As artificial intelligence systems grow larger and more power hungry, the heat generated inside data centers has become one of the industry’s most urgent engineering problems. A Tech Xplore report highlights new research showing that specially designed copper cold plates could sharply reduce the enormous amount of electricity currently spent on cooling advanced computer chips.
The technology was developed by mechanical engineers who combined mathematical optimization algorithms with advanced additive manufacturing techniques. Instead of relying on traditional rectangular cooling fins, the researchers created intricate fin structures with jagged and pointed geometries designed to maximize heat transfer while minimizing resistance to liquid flow. These designs would be nearly impossible to manufacture using conventional machining methods.
To produce the cooling system, the team used electrochemical additive manufacturing (ECAM), a process that builds pure copper components layer by layer with extremely fine detail. Copper’s superior thermal conductivity makes it ideal for heat dissipation, but the metal has historically been difficult to 3D print effectively. The ECAM method solved that limitation while enabling more complex internal structures.

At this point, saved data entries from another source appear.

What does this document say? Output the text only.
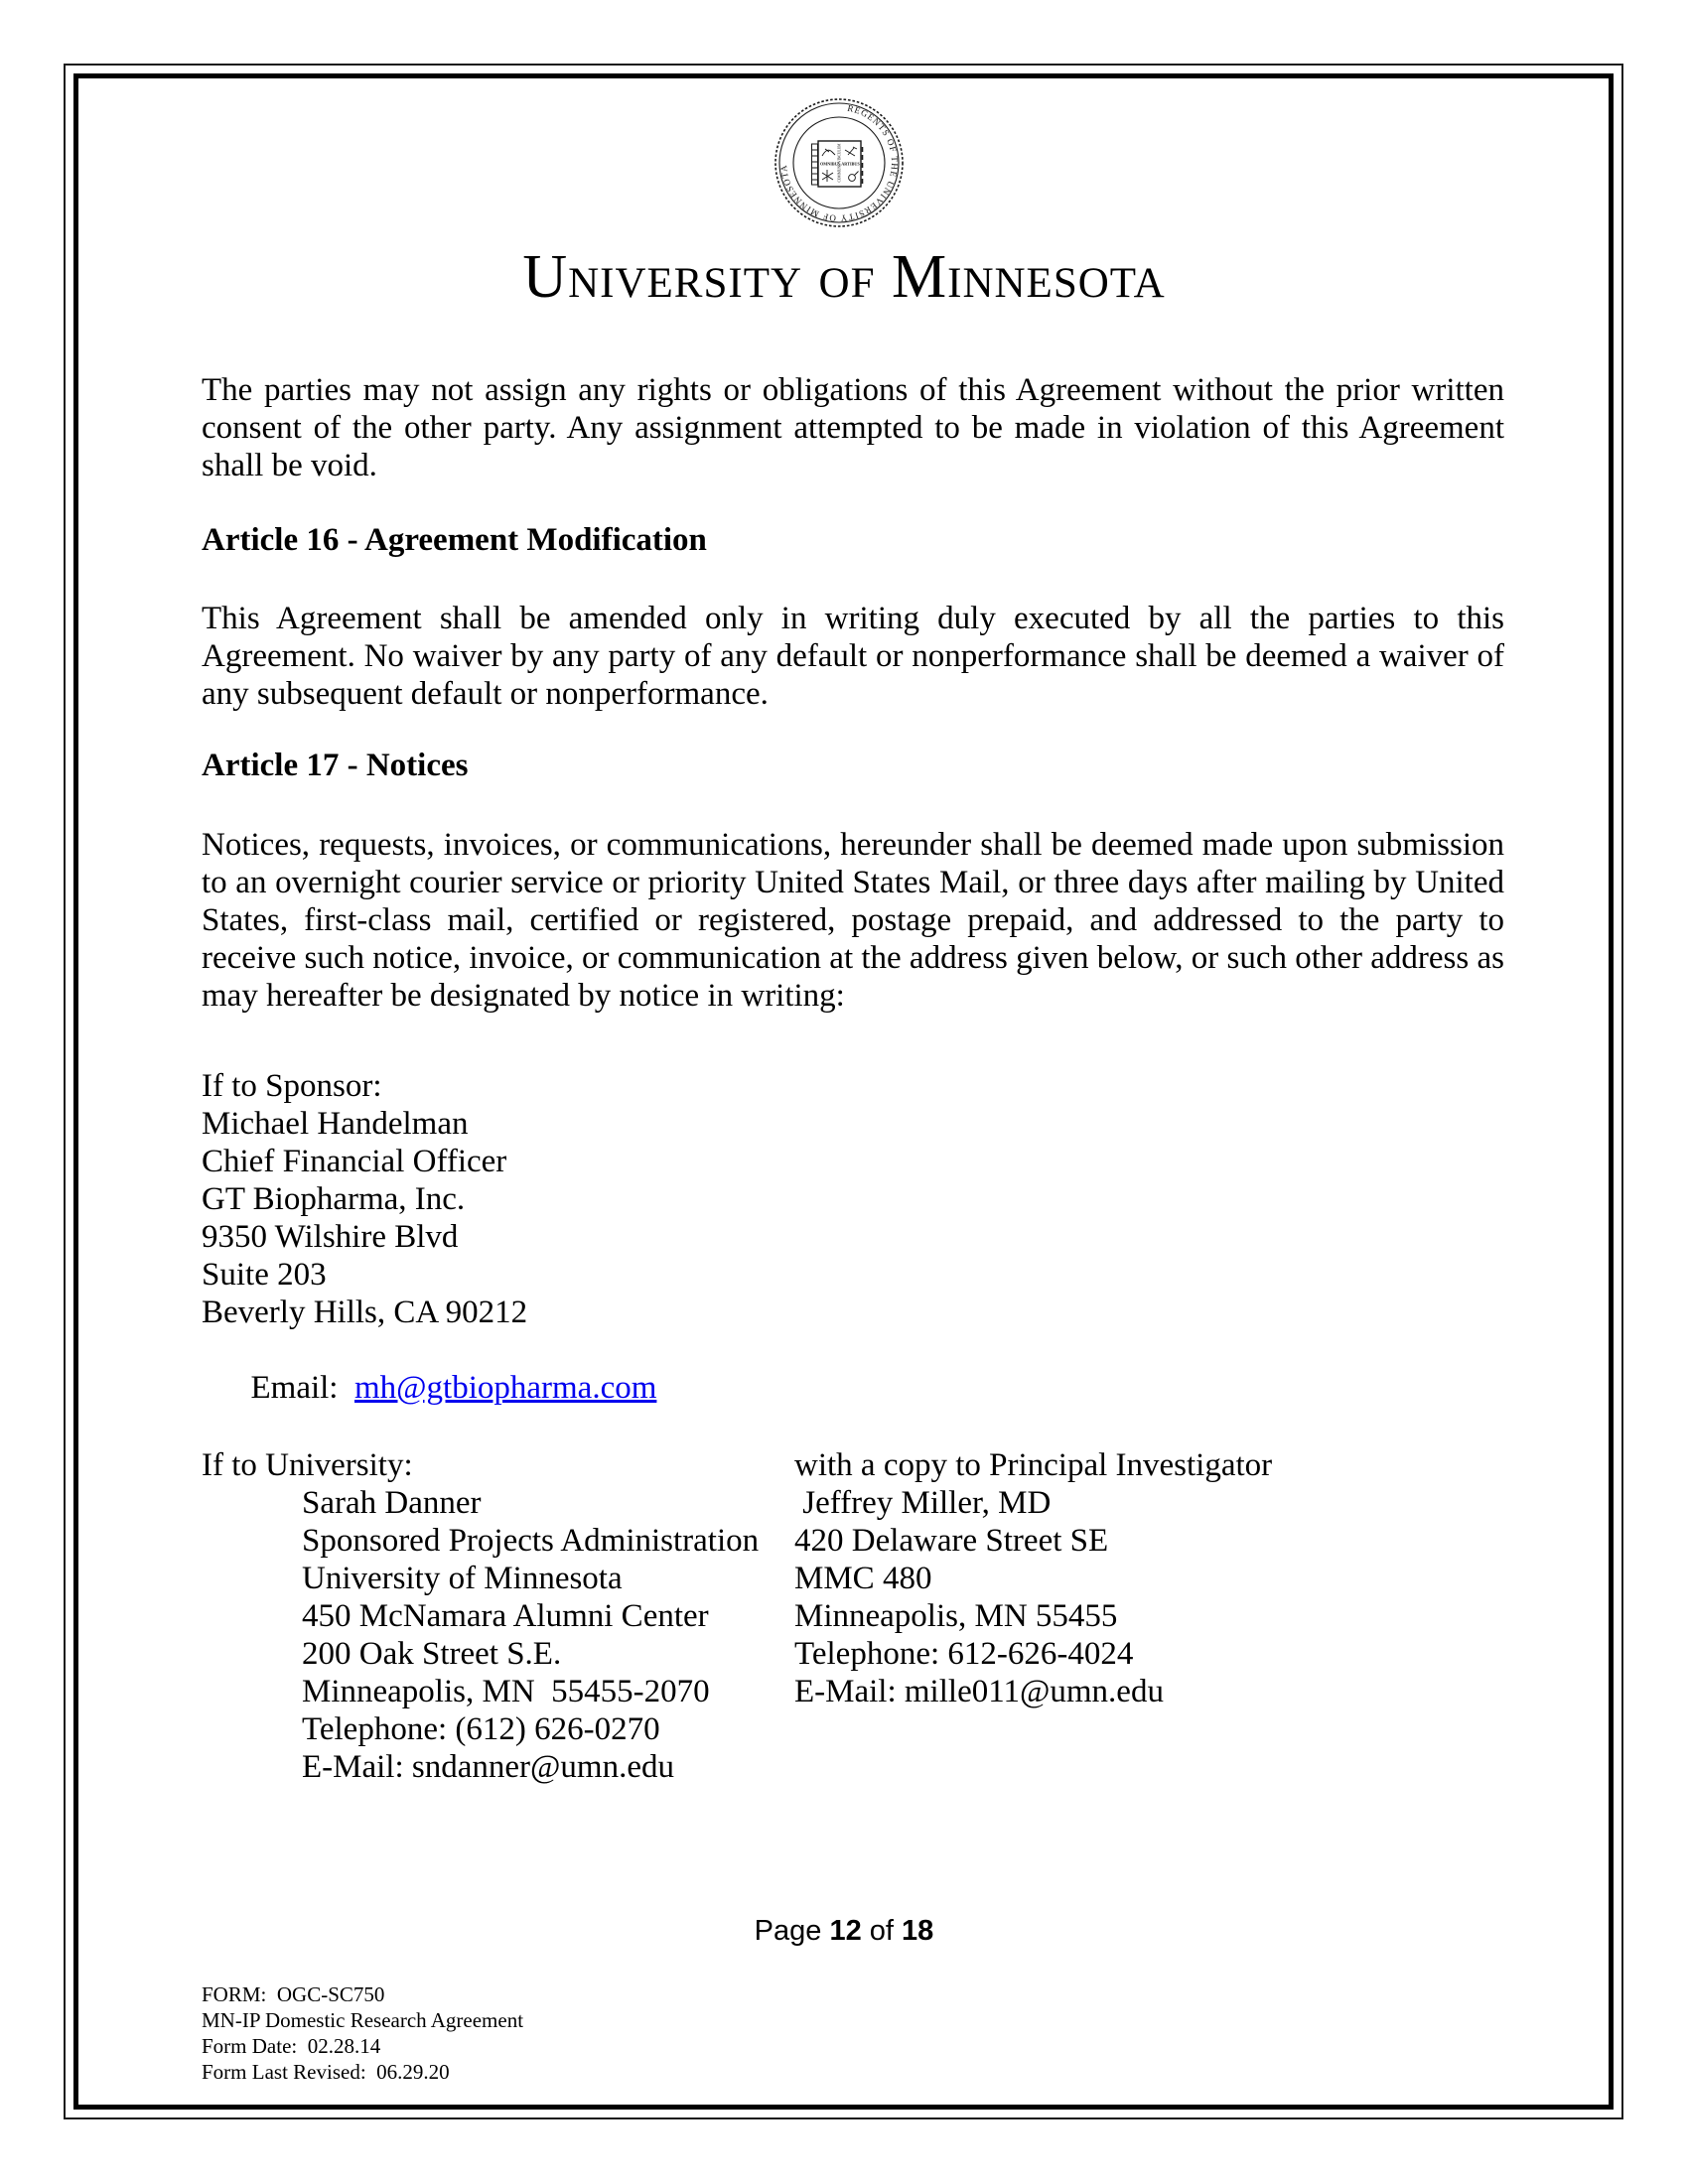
REGENTS OF THE UNIVERSITY OF MINNESOTA	OMNIBUS ARTIBUS
COMMUNE VINCULUM
University of Minnesota

The parties may not assign any rights or obligations of this Agreement without the prior written consent of the other party. Any assignment attempted to be made in violation of this Agreement shall be void.

Article 16 - Agreement Modification

This Agreement shall be amended only in writing duly executed by all the parties to this Agreement. No waiver by any party of any default or nonperformance shall be deemed a waiver of any subsequent default or nonperformance.

Article 17 - Notices

Notices, requests, invoices, or communications, hereunder shall be deemed made upon submission to an overnight courier service or priority United States Mail, or three days after mailing by United States, first-class mail, certified or registered, postage prepaid, and addressed to the party to receive such notice, invoice, or communication at the address given below, or such other address as may hereafter be designated by notice in writing:

If to Sponsor:
Michael Handelman
Chief Financial Officer
GT Biopharma, Inc.
9350 Wilshire Blvd
Suite 203
Beverly Hills, CA 90212

Email:  mh@gtbiopharma.com

If to University:
Sarah Danner
Sponsored Projects Administration
University of Minnesota
450 McNamara Alumni Center
200 Oak Street S.E.
Minneapolis, MN  55455-2070
Telephone: (612) 626-0270
E-Mail: sndanner@umn.edu
with a copy to Principal Investigator
Jeffrey Miller, MD
420 Delaware Street SE
MMC 480
Minneapolis, MN 55455
Telephone: 612-626-4024
E-Mail: mille011@umn.edu
Page 12 of 18
FORM:  OGC-SC750
MN-IP Domestic Research Agreement
Form Date:  02.28.14
Form Last Revised:  06.29.20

Testing showed that the optimized cold plates achieved up to 32% better cooling performance than conventional designs while reducing pumping pressure by as much as 68%. The broader implications for large-scale AI infrastructure could be substantial. According to the researchers, a one-gigawatt data center that currently requires roughly 550 megawatts for air cooling could reduce cooling energy demand to only 11 megawatts using the new liquid-cooling approach.
The work reflects a growing shift toward liquid-based thermal management as modern AI processors exceed the practical limits of air cooling. Beyond data centers, the researchers believe the same computational design and manufacturing workflow could eventually support cooling systems for other electronics, industrial technologies, and energy-intensive applications.